Saturday, December 24, 2005

And the principled shall inherit, well, bupkis

Okay, time to confess: I watch Project Runway. I turned on the TV one night, and there it was. I told TiVo to tape it, and now I'm hooked! There are a number of simply wonderful things about PR:

1. Heidi Klum is pregnant. After years of flipping past her in the Vicky's catalogs and glaring, there she is, round and glorious. Now, I was afraid that she'd have some petite, barely-there kind of tum, but she is definitely doing a full moon impression from the side, and I am a happy, happy woman. And to clarify: this is not a 'happy to see the thin woman go round' happy, which would be a slightly vengeful thing (not that I'm above that, mind you), but rather a pleasure at seeing a deeply pregnant woman out there in a very public way. Go, Heidi go. You gestate, girl. And where was that gorgeous maternity stuff three months ago? Damn.

2. the clothes really are kind of fun. I avoid runway fashion, because, well, let's face it: I am definitely not built like a model. Not just when I'm three months post-partum. But it's not just a matter of avoiding runway fashion just because I'm peevish over not being able to wear it - much of that sort of thing simply does not appeal to me. I will never want to wear a shirt cut down to there or a skirt cut up to here, no matter how nicely it fits. And I just don't get the McQueen shock value sort of style. Ugly is, well, ugly. Not haute. But the clothing being created by these young designers is often fun, flirty, and even though I'll never wear it or want to wear it, I appreciate much of what I see. Hey, you guys: want a design challenge? Try ME.

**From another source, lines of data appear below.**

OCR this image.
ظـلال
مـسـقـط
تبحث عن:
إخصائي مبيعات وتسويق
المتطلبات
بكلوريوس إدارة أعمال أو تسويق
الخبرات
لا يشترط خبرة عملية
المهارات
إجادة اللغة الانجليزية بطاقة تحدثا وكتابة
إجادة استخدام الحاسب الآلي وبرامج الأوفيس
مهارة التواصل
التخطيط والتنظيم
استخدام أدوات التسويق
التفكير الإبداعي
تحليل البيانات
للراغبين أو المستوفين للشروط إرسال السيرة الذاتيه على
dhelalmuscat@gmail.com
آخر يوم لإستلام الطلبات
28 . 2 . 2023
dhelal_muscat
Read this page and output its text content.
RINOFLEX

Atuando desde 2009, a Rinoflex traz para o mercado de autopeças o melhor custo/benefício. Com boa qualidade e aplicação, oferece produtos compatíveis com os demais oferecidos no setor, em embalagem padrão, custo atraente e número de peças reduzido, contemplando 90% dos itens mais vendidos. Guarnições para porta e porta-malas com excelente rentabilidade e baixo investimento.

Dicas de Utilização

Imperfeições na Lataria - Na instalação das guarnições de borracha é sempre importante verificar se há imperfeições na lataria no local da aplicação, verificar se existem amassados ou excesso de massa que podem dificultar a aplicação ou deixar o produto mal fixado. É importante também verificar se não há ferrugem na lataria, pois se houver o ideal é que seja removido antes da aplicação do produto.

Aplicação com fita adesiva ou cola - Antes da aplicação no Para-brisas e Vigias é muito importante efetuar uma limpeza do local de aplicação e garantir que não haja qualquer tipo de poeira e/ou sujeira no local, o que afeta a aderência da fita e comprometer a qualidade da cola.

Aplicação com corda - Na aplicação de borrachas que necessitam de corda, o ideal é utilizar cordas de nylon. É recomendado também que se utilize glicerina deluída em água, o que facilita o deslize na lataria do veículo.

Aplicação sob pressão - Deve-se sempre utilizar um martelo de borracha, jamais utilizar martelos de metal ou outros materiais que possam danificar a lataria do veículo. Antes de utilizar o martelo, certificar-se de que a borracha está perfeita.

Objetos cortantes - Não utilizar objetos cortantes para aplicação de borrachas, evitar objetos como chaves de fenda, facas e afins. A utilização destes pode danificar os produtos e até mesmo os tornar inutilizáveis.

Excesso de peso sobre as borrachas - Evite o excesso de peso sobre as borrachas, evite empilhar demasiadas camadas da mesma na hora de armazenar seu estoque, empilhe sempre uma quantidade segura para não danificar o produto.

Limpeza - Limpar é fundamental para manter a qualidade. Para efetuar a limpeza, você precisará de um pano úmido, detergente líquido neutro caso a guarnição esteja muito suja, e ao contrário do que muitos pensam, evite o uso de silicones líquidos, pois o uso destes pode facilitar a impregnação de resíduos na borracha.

What I do not like, though, is that the show is being edited to highlight some of the uglier interpersonal exchanges. I mean, do I really need to see the Aussie designer threatening a Bobbit? Or the bitchier comments between the desirgners not once, but clipped and used to on the 'scenes from next week's show' segment? The show is geared to create a set of stressful situations, in which people persuaded of their own talent (i.e., prima donnas of some variety or another) try to fulfil their tasks. Mostly, the show manages to balance a bit of drama with interesting design, with the spice of human effort thrown in. Not bad. And the judges walk a nice line between critical and thoughtful, avoiding the truly nasty, rip 'em apart attitude of American Idol's Simon They-Pay-Me-to-Be-a-Jerk.

Overall, I'm a happy viewer. But this past week the judges made a choice that just makes me sad. The challenge was to design lingerie, and the designers were divided into groups, under a leader's guidance. It was explicitly a test of vision and leadership, at the end of which the two weakest groups were asked to defend their design. One group, led by a self-centered but funky designer, Santino, had made a simply ugly set of designs. Let me underline this: UGLY. Someone take away that man's right to baste, please! The other group, led by a perfectionist designer, Daniel Franco, made a set of kind of blah designs. Sorry, buddy, but black lace tulle is really old fashioned. It's stiff, doesn't fall nicely, and oy vey, the sashes.


When asked about his designs, Santino ranted and told the judges to cut one of his teammates. Franco took responsibility for his group, and asked that the consequences fall on him, rather than his teammates. So let's break this down: ugly design, jerk of a team leader vs. boring designs and a leader who steps up. If the challenge is to design and lead, who would you cut? Well, they cut Franco, and I am pissed.

What strikes me is that at the end of the show, a screen flashed with lots of small print. Being a member of the TiVo Nation, I paused the show and read it. Apparently, the judges had to take the show's producers opinions into account when they made their decision between Santino and Franco. Which means someone probably told them to stick with Santino, because jackasses make for better TV. Even if they wear silly hats to hide their bald spots. (No, I'm not bitter.)

Oh, Heidi. You might be pregging beautifully, but you've forgotten the cardinal rule of preggo-dom. When someone like, say, a producer, tries to tell you what to do, you sit on them.